After 2015's Battle for Zendikar, blocks now consist of only two sets. Despite Wizards of the Coast still sanctioned Block Constructed event, no major events like Grand Prix or Pro Tour used that format since then, and has played the importance of the formats down. The format itself would be dropped in April 2018, when Block was no longer used in Standard sets.

===Prismatic===
In Prismatic or 5-Color, players must build very large decks of at least 250 cards and accommodate a minimum number of cards of each color. This format was first developed by Kurt Hahn and several other players in the Milwaukee area in 1999-2000. 5-Color was managed by the 5CRC (5-Color Ruling Council), which while not affiliated with Wizards of the Coast, organized tournaments, had its own list of banned and restricted cards, and had a world championship held at Gen Con.

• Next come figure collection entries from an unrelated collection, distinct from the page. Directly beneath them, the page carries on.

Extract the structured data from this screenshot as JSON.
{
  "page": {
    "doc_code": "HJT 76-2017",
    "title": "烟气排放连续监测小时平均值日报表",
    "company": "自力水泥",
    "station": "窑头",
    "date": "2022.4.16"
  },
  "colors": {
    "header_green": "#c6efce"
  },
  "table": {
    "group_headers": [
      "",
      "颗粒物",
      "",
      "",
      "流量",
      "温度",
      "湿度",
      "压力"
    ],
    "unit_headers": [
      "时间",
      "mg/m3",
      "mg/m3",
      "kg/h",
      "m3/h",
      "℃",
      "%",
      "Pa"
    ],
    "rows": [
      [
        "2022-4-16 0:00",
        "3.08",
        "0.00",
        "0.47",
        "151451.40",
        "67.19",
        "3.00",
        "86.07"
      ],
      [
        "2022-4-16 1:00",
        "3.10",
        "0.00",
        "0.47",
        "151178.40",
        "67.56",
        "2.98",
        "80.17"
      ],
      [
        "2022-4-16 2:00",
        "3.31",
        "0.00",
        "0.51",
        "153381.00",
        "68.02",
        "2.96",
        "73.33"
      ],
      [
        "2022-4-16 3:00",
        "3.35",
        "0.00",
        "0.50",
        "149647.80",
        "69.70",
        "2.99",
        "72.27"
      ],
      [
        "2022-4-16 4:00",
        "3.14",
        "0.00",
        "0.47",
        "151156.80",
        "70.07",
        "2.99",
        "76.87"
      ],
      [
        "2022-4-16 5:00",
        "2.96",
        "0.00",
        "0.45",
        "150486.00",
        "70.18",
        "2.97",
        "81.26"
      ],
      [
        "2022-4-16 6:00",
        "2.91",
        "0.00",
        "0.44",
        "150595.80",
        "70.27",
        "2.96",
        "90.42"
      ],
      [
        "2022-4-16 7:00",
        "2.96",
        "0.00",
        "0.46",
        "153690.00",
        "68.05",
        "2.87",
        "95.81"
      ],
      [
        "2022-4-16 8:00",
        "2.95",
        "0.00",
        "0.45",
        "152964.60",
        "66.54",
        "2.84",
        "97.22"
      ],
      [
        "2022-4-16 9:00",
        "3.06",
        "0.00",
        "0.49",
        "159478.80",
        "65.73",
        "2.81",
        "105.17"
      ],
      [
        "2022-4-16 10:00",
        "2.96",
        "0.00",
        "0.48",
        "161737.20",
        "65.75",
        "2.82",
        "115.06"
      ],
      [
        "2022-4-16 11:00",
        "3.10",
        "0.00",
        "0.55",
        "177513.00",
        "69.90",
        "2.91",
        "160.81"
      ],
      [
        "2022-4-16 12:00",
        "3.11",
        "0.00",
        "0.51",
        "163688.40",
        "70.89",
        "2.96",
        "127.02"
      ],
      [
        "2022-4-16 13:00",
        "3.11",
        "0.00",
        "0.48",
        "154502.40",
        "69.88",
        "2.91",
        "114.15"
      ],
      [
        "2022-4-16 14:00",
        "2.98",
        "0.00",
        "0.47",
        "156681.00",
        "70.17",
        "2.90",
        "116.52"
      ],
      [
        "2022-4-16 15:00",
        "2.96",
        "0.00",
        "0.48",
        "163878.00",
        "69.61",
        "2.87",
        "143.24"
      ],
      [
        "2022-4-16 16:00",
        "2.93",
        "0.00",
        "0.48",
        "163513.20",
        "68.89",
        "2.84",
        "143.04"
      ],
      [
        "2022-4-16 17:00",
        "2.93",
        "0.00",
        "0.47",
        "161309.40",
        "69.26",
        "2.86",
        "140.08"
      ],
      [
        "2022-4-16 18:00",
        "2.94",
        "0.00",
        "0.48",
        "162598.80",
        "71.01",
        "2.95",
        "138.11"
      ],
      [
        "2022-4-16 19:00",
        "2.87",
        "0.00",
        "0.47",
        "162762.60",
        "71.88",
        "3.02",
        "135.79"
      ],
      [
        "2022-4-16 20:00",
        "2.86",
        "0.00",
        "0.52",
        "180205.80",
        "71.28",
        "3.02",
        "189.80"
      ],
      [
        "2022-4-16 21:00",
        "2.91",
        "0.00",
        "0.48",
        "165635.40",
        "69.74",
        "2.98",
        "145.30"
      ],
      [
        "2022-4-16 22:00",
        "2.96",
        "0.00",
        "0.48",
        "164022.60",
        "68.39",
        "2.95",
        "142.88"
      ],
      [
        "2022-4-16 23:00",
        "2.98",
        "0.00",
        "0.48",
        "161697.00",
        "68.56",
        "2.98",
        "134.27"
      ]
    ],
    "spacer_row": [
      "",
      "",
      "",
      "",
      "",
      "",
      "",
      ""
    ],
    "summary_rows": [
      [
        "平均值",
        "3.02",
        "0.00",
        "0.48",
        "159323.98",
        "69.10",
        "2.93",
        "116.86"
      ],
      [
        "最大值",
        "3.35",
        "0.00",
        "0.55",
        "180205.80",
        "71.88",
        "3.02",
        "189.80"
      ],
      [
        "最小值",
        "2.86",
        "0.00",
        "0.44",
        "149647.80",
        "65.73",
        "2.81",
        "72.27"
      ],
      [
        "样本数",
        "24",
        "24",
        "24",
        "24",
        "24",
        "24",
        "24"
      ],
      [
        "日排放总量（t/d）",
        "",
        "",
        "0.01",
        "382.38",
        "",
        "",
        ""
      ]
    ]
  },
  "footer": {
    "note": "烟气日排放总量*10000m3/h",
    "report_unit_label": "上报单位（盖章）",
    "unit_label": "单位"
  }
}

It also supported ante cards, an initial component of the rules for Magic that has since been deprecated. When Magic Online was under development, this format was requested by many users, and it was added as "Prismatic" with slight differences. An additional "big deck" mulligan was also standard online, allowing players to compensate for hands with too many or too few lands. However, the 5CRC eventually stopped sanctioning tournaments and changed leadership, and the Magic Online Prismatic format was discontinued due to lack of interest in 2015.